At the moment, there are four main criteria. Increasing access for New Zealand businesses, particularly Māori, Pasifika and regional businesses to government contracts is the first one. Improving training and skills for construction workers is another. Improving conditions for workers is a third, and reducing emissions and waste is the fourth category.
For broader outcomes, are they not a bit narrow in scope, and don’t leave much potential for procurement people to be innovative?
Pidcock doesn’t disagree.
“Yes, they are narrow, this was the old guard, but I absolutely understand why they ended up where they did.”
Because basically, the priorities for broader outcomes will be different depending on who you talk to.
“If you sit down with a dozen people and you say ‘So, we’re spending $51.5 billion next year. What’s the one thing that you’d like to change?’ you are probably going to get 12 different answers.
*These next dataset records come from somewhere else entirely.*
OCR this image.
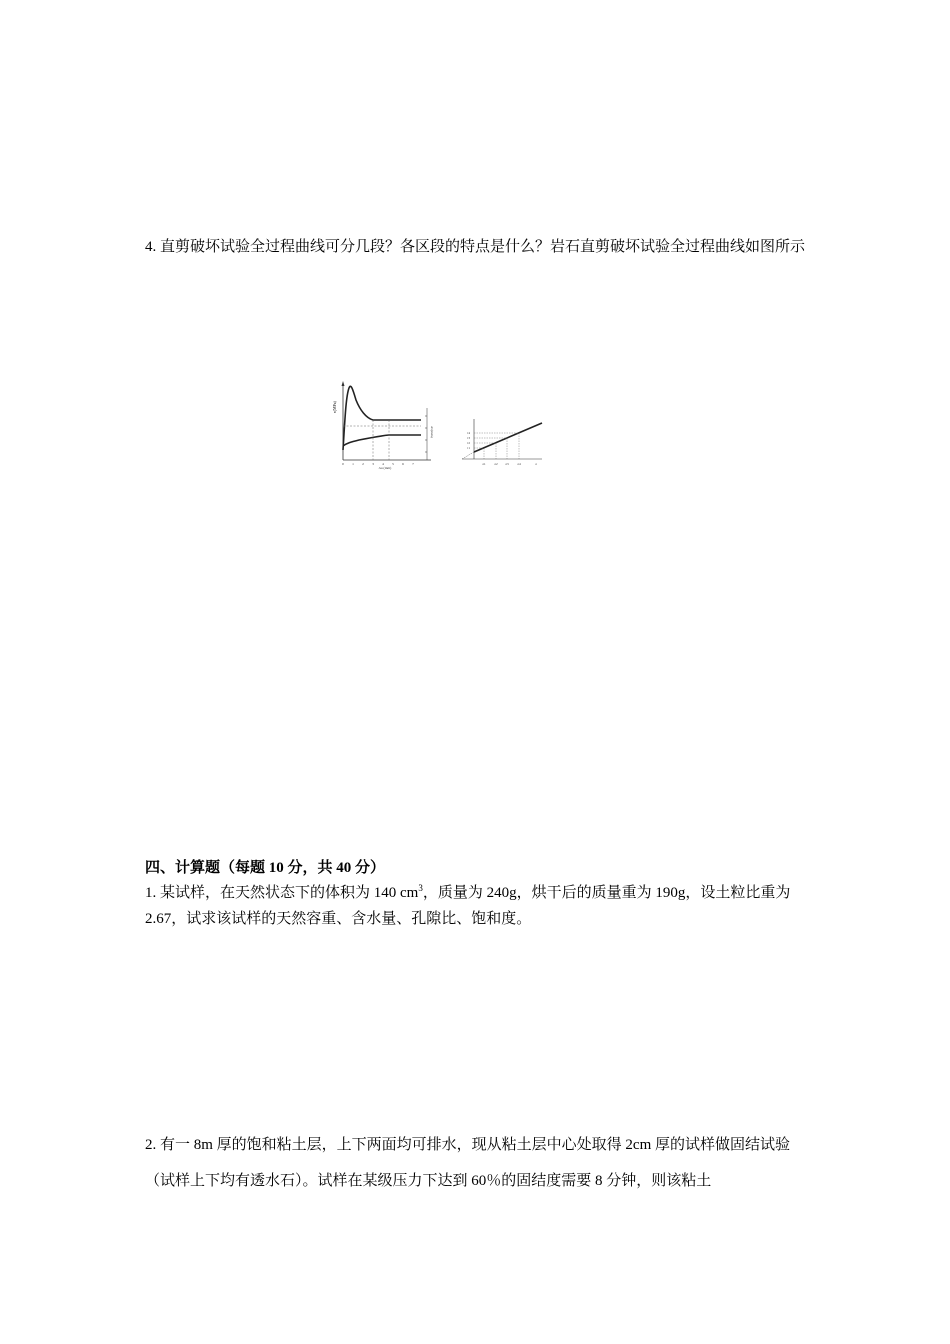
4. 直剪破坏试验全过程曲线可分几段？各区段的特点是什么？岩石直剪破坏试验全过程曲线如图所示

τ(MPa)
Δv(mm)
0 1 2 3 4 5 6 7
Δu (mm)
τ4
τ3
τ2
τ1
σ1	σ2 σ3	σ4	σ

四、计算题（每题 10 分，共 40 分）

1. 某试样，在天然状态下的体积为 140 $cm^3$，质量为 240g，烘干后的质量重为 190g，设土粒比重为 2.67，试求该试样的天然容重、含水量、孔隙比、饱和度。

2. 有一 8m 厚的饱和粘土层，上下两面均可排水，现从粘土层中心处取得 2cm 厚的试样做固结试验（试样上下均有透水石）。试样在某级压力下达到 60％的固结度需要 8 分钟，则该粘土
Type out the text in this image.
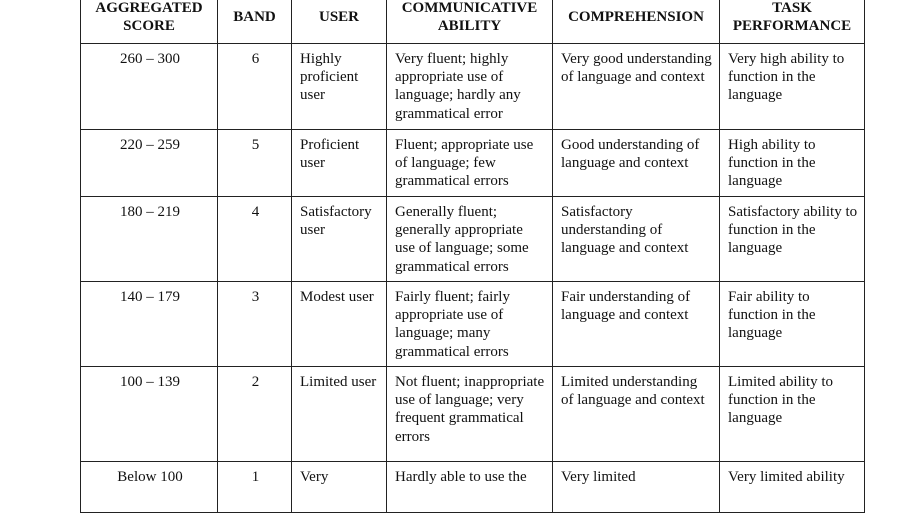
AGGREGATED SCORE	BAND	USER	COMMUNICATIVE ABILITY	COMPREHENSION	TASK PERFORMANCE
260 – 300	6	Highly proficient user	Very fluent; highly appropriate use of language; hardly any grammatical error	Very good understanding of language and context	Very high ability to function in the language
220 – 259	5	Proficient user	Fluent; appropriate use of language; few grammatical errors	Good understanding of language and context	High ability to function in the language
180 – 219	4	Satisfactory user	Generally fluent; generally appropriate use of language; some grammatical errors	Satisfactory understanding of language and context	Satisfactory ability to function in the language
140 – 179	3	Modest user	Fairly fluent; fairly appropriate use of language; many grammatical errors	Fair understanding of language and context	Fair ability to function in the language
100 – 139	2	Limited user	Not fluent; inappropriate use of language; very frequent grammatical errors	Limited understanding of language and context	Limited ability to function in the language
Below 100	1	Very	Hardly able to use the	Very limited	Very limited ability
That’s kind of what happened with broader outcomes – the priority ones were those from people with the loudest voice, but also people trying to get something which was deliverable, where we could get some genuine change.”
The next step is to go wider and allow people more flexibility.
“We need to make broader outcomes or sustainable procurement the norm. Different organisations will have different priorities and different times will have different priorities, so it’s about how do we create a procurement system that can pull the lever on whatever the policy requirement of the day is? Or whatever the thing that we want to do at that time.”
Coming out of the shadows
You know what? That just sounds really hard. Overwhelmingly hard.
But Pidcock, sitting with his little son on his lap, his new baby in the next room, is more excited than fazed.
“There are so many people feeling sorry for me at the moment. And it’s like, well, it’s my own bed, I made it.
“And honestly, it’s such a privilege to have the job. Every time someone says ‘Oh my God, I feel for you’, I’m like ‘Well, I have a reasonably strong view about what government procurement needs to look like. And I’m really excited about it.
“I do constantly juggle my family versus the job – I mean I could have worked 120 hours a week every week for the last six months because there is so much to do. But I can’t, and the juggle is hard.
“But it’s full, it’s fun; it’s great
And procurement?
“Procurement is coming out of the shadows.”